Изменить стиль страницы

Гульба, пляска, пение «Боже царя» — в рабочем-то квартале после пятого года!

Много сердец горело, много точилось зубов.

И Валька — не вынес.

Сердце у него открытое было, без остатка все целиком принимало.

Без рассуждений, без обходов — все!

Какие же рассуждения, когда сердце вот — как ворота в жизнь, как взор солнечный, — какие обходы?

Как услыхал вызывающее, из окон дерзинских несущееся: «на страх врагам», не выдержал.

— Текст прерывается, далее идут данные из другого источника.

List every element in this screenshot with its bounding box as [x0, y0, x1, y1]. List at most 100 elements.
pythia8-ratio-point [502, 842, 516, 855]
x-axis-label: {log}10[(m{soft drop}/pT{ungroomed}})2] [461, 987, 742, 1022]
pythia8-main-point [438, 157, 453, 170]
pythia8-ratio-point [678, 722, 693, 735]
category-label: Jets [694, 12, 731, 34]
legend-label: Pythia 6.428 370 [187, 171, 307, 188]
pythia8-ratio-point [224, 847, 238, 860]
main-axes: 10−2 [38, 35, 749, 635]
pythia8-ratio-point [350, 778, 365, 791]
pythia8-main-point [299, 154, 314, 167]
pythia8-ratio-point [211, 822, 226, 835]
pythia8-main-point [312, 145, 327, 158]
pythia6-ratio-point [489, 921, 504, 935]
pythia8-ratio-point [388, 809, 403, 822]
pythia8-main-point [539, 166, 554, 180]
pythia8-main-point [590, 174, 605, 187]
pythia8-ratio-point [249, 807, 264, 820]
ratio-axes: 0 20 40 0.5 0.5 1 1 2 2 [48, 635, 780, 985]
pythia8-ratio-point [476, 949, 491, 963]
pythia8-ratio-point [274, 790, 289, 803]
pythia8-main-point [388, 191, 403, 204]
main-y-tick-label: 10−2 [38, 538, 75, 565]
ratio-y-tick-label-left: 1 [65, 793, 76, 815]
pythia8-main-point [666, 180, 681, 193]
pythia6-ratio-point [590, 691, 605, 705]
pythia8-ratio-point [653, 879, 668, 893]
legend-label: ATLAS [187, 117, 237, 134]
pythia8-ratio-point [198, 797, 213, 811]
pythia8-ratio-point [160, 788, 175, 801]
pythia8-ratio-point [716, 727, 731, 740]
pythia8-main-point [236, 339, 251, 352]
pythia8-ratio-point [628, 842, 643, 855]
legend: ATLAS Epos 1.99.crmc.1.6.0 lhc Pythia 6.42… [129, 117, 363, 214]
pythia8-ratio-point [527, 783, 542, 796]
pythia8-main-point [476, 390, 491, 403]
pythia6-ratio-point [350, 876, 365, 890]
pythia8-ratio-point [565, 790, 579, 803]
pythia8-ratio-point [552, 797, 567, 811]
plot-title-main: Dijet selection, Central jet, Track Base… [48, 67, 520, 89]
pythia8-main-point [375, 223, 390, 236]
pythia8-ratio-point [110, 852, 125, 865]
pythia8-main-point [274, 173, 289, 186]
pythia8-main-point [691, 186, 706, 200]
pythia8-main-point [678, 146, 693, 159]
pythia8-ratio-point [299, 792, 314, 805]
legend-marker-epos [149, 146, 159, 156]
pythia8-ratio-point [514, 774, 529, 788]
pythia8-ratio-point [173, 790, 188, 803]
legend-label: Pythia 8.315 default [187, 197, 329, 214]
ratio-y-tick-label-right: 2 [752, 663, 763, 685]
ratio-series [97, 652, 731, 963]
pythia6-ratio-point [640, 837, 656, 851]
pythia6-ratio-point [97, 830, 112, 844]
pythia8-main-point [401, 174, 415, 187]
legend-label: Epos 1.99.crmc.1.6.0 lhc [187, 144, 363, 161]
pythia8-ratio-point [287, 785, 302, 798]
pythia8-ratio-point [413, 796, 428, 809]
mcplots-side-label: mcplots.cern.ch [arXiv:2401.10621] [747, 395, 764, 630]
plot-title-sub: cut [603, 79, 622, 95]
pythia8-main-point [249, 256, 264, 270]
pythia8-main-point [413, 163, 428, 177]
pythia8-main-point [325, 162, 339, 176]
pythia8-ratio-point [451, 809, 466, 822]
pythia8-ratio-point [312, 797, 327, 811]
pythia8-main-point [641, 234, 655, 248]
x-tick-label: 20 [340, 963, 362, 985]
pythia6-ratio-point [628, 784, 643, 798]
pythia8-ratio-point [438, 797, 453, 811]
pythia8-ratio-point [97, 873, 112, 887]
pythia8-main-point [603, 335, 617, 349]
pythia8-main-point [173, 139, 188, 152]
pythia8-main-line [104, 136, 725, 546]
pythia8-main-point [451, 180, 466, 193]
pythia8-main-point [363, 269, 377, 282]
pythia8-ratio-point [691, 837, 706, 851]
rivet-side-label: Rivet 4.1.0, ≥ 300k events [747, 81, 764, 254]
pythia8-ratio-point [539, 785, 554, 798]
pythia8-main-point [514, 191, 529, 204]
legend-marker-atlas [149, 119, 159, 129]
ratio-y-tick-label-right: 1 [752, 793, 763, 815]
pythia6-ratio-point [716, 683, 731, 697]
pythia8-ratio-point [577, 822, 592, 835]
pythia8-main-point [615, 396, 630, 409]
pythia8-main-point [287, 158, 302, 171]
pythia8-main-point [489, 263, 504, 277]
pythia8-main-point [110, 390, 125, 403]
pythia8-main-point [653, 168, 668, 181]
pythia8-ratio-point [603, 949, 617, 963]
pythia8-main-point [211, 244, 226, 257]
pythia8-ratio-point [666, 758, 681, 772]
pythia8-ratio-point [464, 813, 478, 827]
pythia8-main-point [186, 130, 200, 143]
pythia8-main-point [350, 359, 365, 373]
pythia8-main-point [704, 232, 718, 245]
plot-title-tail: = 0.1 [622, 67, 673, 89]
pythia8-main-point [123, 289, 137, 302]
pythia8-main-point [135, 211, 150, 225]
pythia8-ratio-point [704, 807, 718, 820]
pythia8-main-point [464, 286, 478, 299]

За вызов принял черносотенное царского гимна пение Валька — рабочий Бердовского, Франко-Русского тож, завода.

Вызов. А раз вызов, надо принять.

Правда, хмелен был, но не в хмелю дело, а в сердце.

Сердце — ворота в жизнь. Солнечное сердце.

Решил: «Набегом. Волынку затеять. Пришить кого ни попало…»

А слово — дело.

Нужно бы артелью, скопом, но парней — никого; своих, покровских, — никого.

«Эх, была не была!» — птичку-московку примял, вихрем — по парадной, поддевкою паруся, блестя лакирошами, — в есаулову, в дерзинскую квартиру, и прежде чем застрелили — четверых пером перепятнал…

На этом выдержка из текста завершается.